MIT engineers produce a completely flat fisheye lens

Fisheye lenses have been around for a long time and are used to capture panoramic views in a single shot. These ultra-wide-angle lenses are made from multiple pieces of curved glass that can distort light to produce the wide images. The challenge with traditional fisheye lenses is that the spherical design and multiple pieces of glass makes them bulky and expensive to produce.Engineers from MIT and the University of Massachusetts at Lowell have designed a new wide-angle lens that is completely flat and is the first flat fisheye lens to produce 180-degree panoramic images that are crisp. The "metalens" is a wafer-thin material with microscopic features working in unison to bend light in a certain way. The fisheye lens is a single flat millimeter-thin piece of glass covered on one side with tiny structures allowing for the precision scattering of incoming light.

The way the incoming light is scattered allows the lens to produce panoramic images just as a traditional curved fisheye lens would. The lens MIT and its partner have developed works in the infrared part of the spectrum, but researchers believe they could build a similar lens to work in visible light.

The team also believes the design could be adapted for various applications, such as building thin ultra-wide-angle lenses directly into smartphones and laptops.
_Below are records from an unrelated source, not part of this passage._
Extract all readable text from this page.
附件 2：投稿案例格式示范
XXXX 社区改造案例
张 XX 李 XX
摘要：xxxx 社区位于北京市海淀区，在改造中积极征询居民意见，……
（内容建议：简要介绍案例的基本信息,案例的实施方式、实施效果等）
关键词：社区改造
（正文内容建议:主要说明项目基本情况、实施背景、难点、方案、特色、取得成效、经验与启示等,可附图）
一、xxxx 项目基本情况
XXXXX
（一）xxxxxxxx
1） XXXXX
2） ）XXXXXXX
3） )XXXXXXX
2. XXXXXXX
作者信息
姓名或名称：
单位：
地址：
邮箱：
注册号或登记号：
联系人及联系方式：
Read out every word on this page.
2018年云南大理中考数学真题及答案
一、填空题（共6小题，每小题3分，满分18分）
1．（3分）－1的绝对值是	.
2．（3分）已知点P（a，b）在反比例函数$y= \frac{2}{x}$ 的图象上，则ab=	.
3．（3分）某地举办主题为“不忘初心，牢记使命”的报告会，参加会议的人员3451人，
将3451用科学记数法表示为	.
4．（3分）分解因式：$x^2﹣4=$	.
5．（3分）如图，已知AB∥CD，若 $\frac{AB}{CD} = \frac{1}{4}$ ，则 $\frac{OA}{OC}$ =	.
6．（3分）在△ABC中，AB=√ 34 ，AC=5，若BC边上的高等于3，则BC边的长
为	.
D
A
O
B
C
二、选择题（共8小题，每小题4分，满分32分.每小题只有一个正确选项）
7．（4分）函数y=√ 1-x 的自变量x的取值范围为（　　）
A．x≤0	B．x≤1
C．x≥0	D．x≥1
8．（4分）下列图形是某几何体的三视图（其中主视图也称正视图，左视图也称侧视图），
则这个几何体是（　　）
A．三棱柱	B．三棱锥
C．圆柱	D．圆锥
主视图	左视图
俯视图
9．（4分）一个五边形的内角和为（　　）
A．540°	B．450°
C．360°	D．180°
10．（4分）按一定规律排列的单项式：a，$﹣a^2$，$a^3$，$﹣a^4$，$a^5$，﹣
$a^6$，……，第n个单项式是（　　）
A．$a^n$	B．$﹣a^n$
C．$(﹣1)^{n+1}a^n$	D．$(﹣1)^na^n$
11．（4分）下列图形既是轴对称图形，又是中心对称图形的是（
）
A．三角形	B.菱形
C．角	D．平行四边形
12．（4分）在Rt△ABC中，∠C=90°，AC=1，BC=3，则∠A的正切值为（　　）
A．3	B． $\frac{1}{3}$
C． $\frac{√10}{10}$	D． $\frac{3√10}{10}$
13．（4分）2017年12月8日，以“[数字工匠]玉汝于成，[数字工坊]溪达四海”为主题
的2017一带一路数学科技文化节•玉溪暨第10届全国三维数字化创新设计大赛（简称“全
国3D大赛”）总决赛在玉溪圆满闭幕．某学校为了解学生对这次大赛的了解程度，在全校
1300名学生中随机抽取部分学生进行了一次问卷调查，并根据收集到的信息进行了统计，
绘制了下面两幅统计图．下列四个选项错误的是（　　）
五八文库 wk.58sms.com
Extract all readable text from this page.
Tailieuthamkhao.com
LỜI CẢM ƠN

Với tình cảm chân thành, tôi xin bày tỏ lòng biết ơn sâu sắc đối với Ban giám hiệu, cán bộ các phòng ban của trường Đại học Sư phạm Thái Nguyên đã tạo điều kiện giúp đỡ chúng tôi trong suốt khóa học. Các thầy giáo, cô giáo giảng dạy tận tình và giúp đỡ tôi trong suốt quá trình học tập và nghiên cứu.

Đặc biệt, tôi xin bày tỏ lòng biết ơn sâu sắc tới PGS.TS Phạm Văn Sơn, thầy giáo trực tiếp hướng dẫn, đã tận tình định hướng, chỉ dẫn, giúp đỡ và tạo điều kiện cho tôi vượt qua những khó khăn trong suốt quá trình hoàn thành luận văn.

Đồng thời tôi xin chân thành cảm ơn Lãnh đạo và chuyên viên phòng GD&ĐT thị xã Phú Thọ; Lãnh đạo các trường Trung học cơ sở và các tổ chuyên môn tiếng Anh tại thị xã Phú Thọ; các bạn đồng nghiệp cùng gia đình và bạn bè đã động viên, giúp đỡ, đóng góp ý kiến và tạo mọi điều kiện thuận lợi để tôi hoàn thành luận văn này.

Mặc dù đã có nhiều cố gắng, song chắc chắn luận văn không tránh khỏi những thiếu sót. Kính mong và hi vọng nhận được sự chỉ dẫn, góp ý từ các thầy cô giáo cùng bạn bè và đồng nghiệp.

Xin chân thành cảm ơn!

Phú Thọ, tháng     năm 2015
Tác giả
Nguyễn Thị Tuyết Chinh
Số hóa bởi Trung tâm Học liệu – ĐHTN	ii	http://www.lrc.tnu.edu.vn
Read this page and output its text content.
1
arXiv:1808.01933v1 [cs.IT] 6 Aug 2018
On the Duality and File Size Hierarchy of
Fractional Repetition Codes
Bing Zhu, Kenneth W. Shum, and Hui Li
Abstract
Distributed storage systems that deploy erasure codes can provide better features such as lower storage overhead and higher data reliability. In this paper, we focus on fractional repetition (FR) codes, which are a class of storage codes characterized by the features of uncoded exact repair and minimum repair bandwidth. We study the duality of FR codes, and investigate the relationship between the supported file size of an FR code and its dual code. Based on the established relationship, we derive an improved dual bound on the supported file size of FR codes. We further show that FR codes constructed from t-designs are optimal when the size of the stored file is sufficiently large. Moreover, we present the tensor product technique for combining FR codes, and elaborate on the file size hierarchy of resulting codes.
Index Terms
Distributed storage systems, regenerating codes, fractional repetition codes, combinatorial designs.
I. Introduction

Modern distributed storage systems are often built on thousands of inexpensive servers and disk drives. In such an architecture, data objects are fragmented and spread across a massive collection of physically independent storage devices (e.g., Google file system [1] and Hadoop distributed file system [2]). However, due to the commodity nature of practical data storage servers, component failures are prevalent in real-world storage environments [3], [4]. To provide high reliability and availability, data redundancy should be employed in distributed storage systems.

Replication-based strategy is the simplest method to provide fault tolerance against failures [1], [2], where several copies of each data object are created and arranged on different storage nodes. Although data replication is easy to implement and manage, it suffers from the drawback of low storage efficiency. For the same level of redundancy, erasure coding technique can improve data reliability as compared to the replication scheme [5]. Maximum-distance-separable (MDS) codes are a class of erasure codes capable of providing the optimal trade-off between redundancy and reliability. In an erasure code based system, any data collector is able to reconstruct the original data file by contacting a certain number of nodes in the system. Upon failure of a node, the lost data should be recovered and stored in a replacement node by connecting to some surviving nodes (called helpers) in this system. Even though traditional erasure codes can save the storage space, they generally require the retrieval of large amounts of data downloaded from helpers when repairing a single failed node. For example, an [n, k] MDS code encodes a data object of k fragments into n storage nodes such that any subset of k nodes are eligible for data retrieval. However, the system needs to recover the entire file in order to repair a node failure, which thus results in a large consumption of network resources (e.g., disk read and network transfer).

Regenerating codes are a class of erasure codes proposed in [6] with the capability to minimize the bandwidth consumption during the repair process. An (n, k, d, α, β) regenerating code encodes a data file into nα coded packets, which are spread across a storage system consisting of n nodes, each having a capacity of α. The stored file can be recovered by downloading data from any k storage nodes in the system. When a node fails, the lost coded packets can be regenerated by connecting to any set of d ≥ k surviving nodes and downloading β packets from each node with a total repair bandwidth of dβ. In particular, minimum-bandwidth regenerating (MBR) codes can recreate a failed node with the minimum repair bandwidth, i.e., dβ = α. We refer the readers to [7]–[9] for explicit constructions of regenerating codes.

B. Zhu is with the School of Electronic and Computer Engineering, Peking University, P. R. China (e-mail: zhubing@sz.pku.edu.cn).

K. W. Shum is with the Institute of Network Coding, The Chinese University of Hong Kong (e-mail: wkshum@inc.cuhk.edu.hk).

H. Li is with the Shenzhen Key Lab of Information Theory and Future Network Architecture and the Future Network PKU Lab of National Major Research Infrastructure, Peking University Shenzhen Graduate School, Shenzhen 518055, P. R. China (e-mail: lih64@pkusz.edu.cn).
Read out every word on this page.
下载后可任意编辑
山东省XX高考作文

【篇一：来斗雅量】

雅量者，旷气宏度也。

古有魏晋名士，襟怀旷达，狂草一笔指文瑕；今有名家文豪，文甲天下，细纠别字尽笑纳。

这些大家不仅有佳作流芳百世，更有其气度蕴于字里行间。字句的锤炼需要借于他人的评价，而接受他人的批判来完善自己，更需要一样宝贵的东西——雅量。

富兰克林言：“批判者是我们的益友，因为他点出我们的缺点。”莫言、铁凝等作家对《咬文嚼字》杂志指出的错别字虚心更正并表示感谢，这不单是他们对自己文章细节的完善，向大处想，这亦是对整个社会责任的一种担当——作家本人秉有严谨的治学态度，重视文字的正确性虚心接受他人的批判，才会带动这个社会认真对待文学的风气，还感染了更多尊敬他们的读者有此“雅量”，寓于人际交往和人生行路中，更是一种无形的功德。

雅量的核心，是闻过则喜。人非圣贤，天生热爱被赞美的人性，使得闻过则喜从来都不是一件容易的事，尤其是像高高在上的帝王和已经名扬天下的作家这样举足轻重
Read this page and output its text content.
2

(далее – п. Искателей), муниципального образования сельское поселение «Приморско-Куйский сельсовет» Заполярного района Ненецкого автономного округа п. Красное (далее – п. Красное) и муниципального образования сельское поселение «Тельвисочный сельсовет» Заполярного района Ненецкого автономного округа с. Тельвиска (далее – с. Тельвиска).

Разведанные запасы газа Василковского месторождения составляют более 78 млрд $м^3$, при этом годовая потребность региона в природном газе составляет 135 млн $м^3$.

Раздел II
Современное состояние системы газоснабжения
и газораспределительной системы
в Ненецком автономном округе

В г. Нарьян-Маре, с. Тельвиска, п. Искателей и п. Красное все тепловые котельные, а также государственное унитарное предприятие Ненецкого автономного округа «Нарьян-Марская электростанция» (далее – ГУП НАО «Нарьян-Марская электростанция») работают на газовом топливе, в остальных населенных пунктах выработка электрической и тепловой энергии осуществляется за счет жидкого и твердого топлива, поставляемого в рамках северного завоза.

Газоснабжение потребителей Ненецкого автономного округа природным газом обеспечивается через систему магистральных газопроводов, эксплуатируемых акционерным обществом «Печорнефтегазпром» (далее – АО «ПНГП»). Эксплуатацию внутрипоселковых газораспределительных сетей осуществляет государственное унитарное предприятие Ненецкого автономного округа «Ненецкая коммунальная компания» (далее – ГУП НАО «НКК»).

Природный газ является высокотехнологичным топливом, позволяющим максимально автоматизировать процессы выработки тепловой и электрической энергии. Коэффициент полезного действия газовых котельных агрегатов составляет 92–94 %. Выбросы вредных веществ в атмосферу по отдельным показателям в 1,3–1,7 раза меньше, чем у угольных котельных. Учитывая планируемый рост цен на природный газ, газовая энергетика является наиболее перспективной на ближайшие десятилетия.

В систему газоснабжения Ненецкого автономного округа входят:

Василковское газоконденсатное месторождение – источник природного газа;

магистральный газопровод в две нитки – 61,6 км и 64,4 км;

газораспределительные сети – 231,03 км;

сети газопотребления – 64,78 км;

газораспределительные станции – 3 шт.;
The lenses are also low-profile enough to be integrated into medical imaging devices like endoscopes and wearable electronics, virtual reality headsets, and other computer vision devices.

Researchers point out that the metalens is mostly an experimental stage at this time, but it can significantly change the field of optics. The lens design the team has come up with is a simple design, not requiring additional components. Research on the new lens was funded in part by DARPA under the EXTREME program.